Considering American Beauty was made 10 years ago, living in America for five years doesn’t amount to a whole lot. I also wasn’t able to find any hard-and-fast quotes asking Mendes about his opinions of American marriages, which, as I said, left me searching down other avenues.

Kate Winslet and Leonardo DiCaprio in Revolutionary Road
Photo: Paramount Vantage

Lee Siegel at the Wall Street Journal wonders “Why Does Hollywood Hate the Suburbs?” in relation to Mendes’s Revolutionary Road, but that isn’t necessarily on the nose and there are no quotes from the director. However, Siegel does draw the comparison between American Beauty and Revolutionary Road saying the latter is just “a reiteration — take a sprinkler, add a dollop of anomie, and presto! you’re an authentic American filmmaker.”

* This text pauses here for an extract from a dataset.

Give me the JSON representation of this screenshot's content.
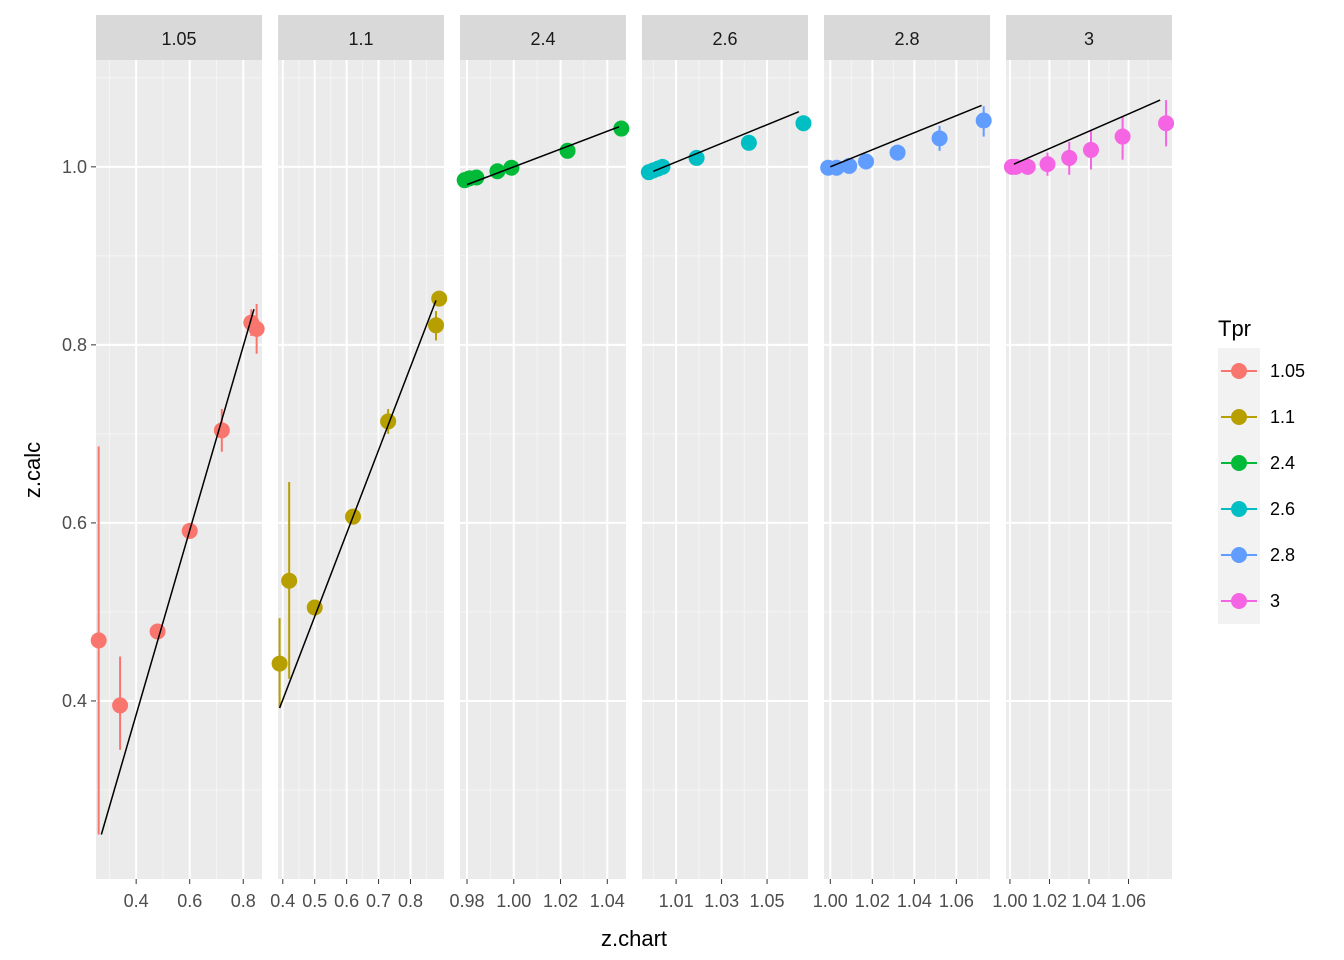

I thought a search for something like “Sam Mendes Hates America” would get me someone all worked up over his films, but all I got was a bunch of comment threads with statements like, “I can’t think of anyone who hates hard working, middle class, tradition loving Americans more than Sam Mendes” and “You respect American Beauty? I walked out of the cinema when the ham-fisted propagandist wasn’t satisfied with simply making the neighbourhood traditionalist (Liberals read: “homo-hater”) unlikable, it had to sledge-hammer the point home by having him collect authentic Nazi memorabilia.” Whew, crack open that hornets nest and we’ll have a riot on our hands.

There’s no doubt Mendes’s films have stirred up audiences, but at what point do we take a closer look at screenwriters Alan Ball (American Beauty), Justin Haythe (Revolutionary Road) and Dave Eggers and Vendela Vida (Away We Go)? Of the bunch only Haythe wasn’t born in the United States… So where does that leave us?

Does Sam Mendes have a problem with American marriages? I have no idea, but if he did I can’t say he has a losing argument. Every search I did for divorce rates in America show me 50% or more of all marriages end in divorce. Compare that to 11.9 divorces for every 1,000 in England and where do you go from there?